Ange-Yoan Bonny con la maglia dell'Inter
Ange-Yoan Bonny con la maglia dell’Inter

Inter, da Bonny a Pio Esposito: nuovi attori protagonisti per Chivu

L’inter di Inzaghi è finita spesso e volentieri nell’occhio del ciclone per quanto concerne la scarna scelta nei due d’attacco, con i vice Lautaro Martinez e Marcus Thuram che non si sono dimostrati all’altezza per sostenere tre impegni. Nel finale della scorsa annata, infatti, la Thu-La è stata costretta agli straordinari. Una mancanza di alternative che Chivu ha prontamente evidenziato, con la dirigenza che è corsa ai ripari. Il 44enne ha chiesto uno sforzo in primis per Ange-Yoan Bonny, allenato in quel di Parma. Il francese è stato individuato come una seconda punta di movimento, grazie alla gamba ed una tecnica di cui ha dato sprazzi nella scorsa stagione.

ll secondo passo – tutt’altro che scontato – è stato il veto sulla cessione di Francesco Pio Esposito. Un figlio calcistico per Chivu, che lo ha visto crescere e diventare uomo. Reduce dalle ottime prestazioni con lo Spezia, il centravanti italiano si è calato da subito nella parte ritagliatagli, diventando in poco tempo il beniamino dei tifosi della Beneamata. L’ultimo tassello, e non per importanza, è quello che conduce a Manuel Akanji, prelevato in prestito con diritto di riscatto da un Manchester City che lo ha messo alla porta dopo anni di onorevole servizio. Lo svizzero ha colpito come un tornado l’ambiente milanese, strappando la titolarità come braccetto di destra con maestria.

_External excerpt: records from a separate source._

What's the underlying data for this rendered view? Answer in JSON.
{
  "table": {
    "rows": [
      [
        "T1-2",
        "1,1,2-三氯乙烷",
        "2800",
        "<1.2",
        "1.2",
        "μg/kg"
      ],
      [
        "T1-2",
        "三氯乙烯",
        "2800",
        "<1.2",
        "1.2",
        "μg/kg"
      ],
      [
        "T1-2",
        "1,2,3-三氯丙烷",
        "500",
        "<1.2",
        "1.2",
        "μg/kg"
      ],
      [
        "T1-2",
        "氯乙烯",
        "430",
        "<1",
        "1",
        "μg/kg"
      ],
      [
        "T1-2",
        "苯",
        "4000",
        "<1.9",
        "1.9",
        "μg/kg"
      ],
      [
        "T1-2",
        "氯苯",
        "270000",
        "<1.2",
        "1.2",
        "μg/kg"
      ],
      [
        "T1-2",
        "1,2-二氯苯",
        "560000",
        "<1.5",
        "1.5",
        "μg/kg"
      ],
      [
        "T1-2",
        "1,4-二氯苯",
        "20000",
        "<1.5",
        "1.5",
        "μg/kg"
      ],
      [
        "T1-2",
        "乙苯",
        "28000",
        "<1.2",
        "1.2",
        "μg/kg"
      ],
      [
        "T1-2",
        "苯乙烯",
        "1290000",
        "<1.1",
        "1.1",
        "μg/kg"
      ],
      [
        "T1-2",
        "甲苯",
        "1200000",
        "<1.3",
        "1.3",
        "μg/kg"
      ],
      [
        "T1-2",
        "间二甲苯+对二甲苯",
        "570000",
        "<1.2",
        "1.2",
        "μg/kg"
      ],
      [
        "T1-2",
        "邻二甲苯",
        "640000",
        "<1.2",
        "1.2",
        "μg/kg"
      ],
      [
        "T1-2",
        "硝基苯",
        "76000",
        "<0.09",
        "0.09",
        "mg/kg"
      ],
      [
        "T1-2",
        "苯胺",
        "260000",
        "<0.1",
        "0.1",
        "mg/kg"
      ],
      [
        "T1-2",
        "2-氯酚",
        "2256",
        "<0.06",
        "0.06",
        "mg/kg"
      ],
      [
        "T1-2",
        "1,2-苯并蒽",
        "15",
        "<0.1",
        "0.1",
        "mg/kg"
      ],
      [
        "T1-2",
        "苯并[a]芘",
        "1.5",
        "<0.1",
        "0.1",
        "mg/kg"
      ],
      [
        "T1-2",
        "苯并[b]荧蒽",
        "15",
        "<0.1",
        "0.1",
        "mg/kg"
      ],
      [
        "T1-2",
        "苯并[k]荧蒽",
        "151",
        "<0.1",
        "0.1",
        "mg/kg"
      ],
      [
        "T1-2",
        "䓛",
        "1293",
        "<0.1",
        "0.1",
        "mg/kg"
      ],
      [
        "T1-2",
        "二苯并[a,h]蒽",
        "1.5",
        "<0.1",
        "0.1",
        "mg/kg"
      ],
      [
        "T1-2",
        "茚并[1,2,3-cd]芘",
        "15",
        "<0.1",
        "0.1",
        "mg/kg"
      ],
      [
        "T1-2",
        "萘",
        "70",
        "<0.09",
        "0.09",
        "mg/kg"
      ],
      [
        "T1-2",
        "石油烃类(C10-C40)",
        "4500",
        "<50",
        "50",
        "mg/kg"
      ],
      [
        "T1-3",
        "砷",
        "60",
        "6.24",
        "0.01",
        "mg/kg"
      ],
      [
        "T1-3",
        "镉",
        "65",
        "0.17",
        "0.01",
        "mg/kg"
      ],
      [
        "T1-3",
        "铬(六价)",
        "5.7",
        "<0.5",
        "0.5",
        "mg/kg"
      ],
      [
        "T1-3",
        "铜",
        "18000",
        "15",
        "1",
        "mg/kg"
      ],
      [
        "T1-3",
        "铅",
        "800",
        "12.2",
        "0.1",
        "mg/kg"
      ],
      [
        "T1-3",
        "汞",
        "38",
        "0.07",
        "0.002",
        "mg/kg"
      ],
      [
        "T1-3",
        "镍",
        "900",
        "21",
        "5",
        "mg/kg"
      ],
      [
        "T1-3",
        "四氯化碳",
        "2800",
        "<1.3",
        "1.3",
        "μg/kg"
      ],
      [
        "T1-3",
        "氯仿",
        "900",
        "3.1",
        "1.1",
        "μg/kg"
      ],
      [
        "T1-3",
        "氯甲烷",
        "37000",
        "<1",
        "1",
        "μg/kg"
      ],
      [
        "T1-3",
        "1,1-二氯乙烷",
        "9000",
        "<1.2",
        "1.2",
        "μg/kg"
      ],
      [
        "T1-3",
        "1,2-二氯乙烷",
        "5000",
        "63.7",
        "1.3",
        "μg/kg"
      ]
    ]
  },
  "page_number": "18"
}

Hanno fatto notizia anche le nuove giovinezze di Henrikh Mkhitaryan e Francesco Acerbi, leader caratteriali all’interno dello spogliatoio che sono rinati come delle fenici dalle loro ceneri. E ci sono, infine, quegli attori che cercano ancora una parte di rilievo, come quegli Andy Diouf e Luis Henrique che si stanno adattando ai ritmi del nostro calcio, ben diverso da quello francese. La certezza, però, è una: l’Inter ha archiviato la gestione Inzaghi una volta per tutte. La regia è ora affidata pienamente a Chivu, che come un Sergio Leone dei nostri tempi vuole scrivere una pagina di storia grazie ad una squadra buona, brutta e cattiva.